In March 2008, several Generation Wave members were arrested for their anti-government activities, including Phyo Zeya Thaw, who was charged with membership in an illegal organization and possession of foreign currency. On 18 April, Yan Yan Chan was also arrested in the Upper Burma town of Monywa, reportedly along with his longtime girlfriend Chilli. Reporters Without Borders speculated that Yan Yan Chan was arrested due to "lyrics in some of his songs referring to the lack of press freedom". After nearly a year's detention, he was released without charges on 7 January 2009.

Following the 2021 Myanmar coup d'état, Yan Yan Chan was active in the anti-coup movement both in person at rallies and through social media. Denouncing the military coup, he has taken part in protests since February. He joined the "We Want Justice" three-finger salute movement. The movement was launched on social media, and many celebrities have joined the movement.

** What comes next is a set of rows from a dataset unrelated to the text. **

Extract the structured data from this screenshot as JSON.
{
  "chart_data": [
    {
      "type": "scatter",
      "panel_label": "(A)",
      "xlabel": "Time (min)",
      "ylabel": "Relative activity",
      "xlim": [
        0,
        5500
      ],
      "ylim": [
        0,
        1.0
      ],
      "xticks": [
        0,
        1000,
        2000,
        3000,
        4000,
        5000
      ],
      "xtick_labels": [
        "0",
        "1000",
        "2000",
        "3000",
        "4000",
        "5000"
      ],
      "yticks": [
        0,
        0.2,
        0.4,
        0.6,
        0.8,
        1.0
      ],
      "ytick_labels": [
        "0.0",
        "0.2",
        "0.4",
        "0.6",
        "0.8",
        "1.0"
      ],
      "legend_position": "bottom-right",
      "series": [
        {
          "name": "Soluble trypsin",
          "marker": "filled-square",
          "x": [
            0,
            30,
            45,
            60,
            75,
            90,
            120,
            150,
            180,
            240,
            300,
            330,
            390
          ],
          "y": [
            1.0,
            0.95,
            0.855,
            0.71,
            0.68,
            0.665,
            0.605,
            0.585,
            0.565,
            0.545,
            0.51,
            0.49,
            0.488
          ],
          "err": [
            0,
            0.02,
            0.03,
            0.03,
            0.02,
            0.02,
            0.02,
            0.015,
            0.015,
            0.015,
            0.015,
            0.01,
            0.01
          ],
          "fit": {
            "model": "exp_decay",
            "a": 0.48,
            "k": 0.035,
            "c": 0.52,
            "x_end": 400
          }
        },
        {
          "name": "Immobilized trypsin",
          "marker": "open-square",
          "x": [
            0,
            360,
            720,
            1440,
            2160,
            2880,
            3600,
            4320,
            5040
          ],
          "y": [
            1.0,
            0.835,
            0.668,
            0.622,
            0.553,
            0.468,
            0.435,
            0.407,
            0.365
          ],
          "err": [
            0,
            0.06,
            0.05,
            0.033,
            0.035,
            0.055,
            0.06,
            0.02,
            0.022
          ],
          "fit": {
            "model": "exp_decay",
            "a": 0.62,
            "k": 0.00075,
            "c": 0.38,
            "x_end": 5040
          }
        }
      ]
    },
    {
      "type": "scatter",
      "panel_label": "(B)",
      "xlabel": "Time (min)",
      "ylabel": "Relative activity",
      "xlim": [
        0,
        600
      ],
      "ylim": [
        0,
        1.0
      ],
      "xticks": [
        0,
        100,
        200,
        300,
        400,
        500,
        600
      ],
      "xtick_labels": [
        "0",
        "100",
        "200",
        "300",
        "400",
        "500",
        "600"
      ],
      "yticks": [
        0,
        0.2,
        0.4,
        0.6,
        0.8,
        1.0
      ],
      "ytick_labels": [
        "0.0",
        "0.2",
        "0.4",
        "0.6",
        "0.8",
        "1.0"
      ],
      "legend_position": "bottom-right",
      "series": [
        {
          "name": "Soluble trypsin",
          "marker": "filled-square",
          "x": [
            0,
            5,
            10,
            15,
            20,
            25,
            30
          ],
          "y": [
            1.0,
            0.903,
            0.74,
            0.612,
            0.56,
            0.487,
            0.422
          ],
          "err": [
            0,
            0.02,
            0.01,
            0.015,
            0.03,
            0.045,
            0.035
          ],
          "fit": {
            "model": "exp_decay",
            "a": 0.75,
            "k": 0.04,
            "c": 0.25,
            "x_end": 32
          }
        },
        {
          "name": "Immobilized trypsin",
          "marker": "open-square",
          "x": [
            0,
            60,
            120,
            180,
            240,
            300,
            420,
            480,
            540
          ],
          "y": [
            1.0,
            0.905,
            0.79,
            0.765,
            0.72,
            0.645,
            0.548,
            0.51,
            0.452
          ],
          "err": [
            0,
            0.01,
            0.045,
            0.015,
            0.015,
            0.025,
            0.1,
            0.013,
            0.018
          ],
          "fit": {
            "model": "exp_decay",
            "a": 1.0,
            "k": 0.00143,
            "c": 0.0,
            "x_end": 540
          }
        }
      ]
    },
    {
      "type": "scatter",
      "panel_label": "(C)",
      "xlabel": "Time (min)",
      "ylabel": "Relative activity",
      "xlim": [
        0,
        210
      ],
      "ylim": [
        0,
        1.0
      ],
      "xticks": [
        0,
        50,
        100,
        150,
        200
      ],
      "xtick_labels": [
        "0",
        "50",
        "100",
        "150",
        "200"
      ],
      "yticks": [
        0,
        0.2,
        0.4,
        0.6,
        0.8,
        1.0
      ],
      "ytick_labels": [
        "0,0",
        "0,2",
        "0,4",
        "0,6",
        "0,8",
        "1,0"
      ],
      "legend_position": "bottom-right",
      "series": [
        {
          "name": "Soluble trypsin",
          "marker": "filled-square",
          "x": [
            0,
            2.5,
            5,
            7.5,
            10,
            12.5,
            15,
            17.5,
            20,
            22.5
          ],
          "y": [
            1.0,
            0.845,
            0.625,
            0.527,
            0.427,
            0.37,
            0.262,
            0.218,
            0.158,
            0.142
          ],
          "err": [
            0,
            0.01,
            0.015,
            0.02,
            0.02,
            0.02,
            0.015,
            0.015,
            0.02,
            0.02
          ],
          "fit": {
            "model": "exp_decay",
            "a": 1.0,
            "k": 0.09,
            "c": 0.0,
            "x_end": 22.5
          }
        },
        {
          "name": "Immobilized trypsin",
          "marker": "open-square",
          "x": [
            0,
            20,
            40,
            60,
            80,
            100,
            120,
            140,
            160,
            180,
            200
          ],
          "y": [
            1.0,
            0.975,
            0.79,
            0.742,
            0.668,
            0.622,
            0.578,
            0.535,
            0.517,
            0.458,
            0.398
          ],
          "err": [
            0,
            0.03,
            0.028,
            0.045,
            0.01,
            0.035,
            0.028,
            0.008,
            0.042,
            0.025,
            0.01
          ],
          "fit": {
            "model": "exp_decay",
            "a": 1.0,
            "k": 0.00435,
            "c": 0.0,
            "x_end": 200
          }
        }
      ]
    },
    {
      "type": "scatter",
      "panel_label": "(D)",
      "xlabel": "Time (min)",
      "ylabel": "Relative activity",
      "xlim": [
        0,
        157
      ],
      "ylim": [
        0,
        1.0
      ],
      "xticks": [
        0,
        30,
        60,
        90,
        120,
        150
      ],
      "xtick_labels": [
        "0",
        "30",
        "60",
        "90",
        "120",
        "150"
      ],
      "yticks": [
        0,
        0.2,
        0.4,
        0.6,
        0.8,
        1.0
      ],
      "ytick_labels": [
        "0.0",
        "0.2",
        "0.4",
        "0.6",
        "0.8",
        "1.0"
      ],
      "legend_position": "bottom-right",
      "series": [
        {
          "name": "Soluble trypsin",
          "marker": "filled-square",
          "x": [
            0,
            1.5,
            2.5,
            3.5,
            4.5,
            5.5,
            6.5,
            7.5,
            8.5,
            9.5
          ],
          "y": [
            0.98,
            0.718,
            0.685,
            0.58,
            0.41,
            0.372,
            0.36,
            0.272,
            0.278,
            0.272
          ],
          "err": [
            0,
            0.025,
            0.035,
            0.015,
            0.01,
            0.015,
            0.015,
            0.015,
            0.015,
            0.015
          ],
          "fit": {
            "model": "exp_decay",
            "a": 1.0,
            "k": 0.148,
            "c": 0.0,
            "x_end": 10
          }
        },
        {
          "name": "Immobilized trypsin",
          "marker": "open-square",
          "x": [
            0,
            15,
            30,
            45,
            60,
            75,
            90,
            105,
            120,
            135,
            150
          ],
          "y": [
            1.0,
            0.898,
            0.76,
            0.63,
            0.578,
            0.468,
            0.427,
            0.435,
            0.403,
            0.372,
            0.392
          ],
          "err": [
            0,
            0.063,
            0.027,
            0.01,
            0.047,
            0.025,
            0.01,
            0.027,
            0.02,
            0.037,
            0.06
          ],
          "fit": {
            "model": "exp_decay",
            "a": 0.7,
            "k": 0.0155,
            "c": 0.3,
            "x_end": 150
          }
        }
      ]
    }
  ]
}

On 4 April 2021, warrants for his arrest were issued under section 505 (a) of the penal code by the State Administration Council for speaking out against the military coup. Along with several other celebrities, he was charged with calling for participation in the Civil Disobedience Movement (CDM) and damaging the state's ability to govern, with supporting the Committee Representing Pyidaungsu Hluttaw, and with generally inciting the people to disturb the peace and stability of the nation.

==Family==
In March 2010, Yan Yan Chan and Chilli announced their intention to wed. On 4 April, they got married in a ceremony at the Traders Hotel in Yangon. Chilli gave birth to their first son in the same year.